SR 36 was the route that preceded the designation of SR 5 between Wooster and community of Cornelion within Kinsman Township at the Pennsylvania state line. The route existed from 1923 through 1931. Though by 1932 most of route was renumbered to SR 5 due to the existence of US 36, today the route follows SR 585 from Wooster to Norton, local roads through Norton, Barberton, Akron, and Cuyahoga Falls; SR 59 through Kent and Ravenna, and SR 5 to Kinsman. North of Kinsman however, SR 36 traveled northeast to Cornelion on modern-day Trumbull County Road 360 while SR 5 when it was created in 1932 travels along the route it still follows.

==SR 40 (1923–1926)==

SR 40 was the section of modern-day US 22 between Washington Court House and Zanesville. The route existed from 1923 until 1926 when it was renumbered to SR 10 due to the designation of US 40 through Ohio.

==SR 42 (1923–1926)==

SR 42 was a state route across central Ohio that existed from 1923 through 1926. By 1927, the route had been renumbered to SR 95 due to the addition of US 42 but today, many routes follow the old route.

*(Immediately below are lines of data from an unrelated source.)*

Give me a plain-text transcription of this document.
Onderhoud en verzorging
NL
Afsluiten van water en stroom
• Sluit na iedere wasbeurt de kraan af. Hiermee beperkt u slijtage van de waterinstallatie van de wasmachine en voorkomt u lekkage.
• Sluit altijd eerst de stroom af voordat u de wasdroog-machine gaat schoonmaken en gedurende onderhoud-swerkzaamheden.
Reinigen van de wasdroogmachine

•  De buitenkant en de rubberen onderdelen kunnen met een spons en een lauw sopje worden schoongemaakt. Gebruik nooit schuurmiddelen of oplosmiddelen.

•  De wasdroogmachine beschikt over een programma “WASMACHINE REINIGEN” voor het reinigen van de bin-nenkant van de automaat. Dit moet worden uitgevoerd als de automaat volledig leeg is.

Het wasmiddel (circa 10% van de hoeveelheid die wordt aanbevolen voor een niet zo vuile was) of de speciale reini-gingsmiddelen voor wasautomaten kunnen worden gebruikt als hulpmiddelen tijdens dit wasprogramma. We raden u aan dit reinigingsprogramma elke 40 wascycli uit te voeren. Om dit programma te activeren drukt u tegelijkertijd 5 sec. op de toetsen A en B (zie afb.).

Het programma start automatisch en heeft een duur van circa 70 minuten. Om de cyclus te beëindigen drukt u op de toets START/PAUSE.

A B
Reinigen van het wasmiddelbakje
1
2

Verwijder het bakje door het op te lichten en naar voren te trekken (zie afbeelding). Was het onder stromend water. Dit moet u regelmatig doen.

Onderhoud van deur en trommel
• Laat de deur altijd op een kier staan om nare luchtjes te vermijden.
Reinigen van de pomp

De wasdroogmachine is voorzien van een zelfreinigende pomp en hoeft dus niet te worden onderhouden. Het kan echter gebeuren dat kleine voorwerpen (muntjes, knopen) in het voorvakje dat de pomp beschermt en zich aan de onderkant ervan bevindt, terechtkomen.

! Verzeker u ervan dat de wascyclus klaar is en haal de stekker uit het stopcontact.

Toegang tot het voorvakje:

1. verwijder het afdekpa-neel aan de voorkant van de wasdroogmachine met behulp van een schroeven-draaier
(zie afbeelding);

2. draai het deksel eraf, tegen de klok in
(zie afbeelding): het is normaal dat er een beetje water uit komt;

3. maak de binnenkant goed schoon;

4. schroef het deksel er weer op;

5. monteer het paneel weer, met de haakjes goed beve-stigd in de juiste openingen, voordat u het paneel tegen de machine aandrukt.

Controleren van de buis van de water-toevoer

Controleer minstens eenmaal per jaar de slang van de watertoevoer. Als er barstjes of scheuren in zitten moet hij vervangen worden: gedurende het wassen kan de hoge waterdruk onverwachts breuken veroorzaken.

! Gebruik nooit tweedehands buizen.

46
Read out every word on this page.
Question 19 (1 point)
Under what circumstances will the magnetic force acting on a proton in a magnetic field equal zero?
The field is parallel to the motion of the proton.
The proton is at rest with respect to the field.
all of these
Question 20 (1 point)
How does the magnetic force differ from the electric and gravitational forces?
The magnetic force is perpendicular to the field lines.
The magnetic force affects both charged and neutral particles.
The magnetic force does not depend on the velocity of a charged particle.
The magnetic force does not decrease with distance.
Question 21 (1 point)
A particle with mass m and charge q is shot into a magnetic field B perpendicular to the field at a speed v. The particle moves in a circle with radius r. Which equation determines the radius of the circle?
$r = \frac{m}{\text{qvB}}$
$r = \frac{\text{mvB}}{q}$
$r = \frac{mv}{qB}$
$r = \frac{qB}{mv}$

The modern routing of SR 42 follows SR 95 from Marion to Fredericktown, SR 13 south to Mount Vernon, US 36 to SR 715, the length of SR 715, US 36 again to Coshocton, SR 541 to Kimbolton, and local roads to what was then SR 8 (later US 21).

==SR 47 (1923–1931)==

SR 47 was a route across central Ohio. When it was first created in 1923 and through 1929, the route ran from Granville at SR 16 to SR 67 in Marseilles. In 1930, the route was extended at both ends; the route was extended slightly south to US 40 near Hebron and was extended north along local roads to Findlay. The extension was only in place for two years because it was replaced by an extended SR 37.

==SR 48 (1923–1926)==

SR 48 was a state route through southeastern Ohio that existed from 1923 to 1926. The route ran from Fly to Dennison along what is now the southernmost section of SR 800. The route was renumbered in 1926 by a relocated SR 8, SR 800's predecessor.

==SR 49 (1923–1926)==

SR 49 was a state route that connected Cambridge and Steubenville from 1923 through 1926. The route was replaced by US 22 by 1927.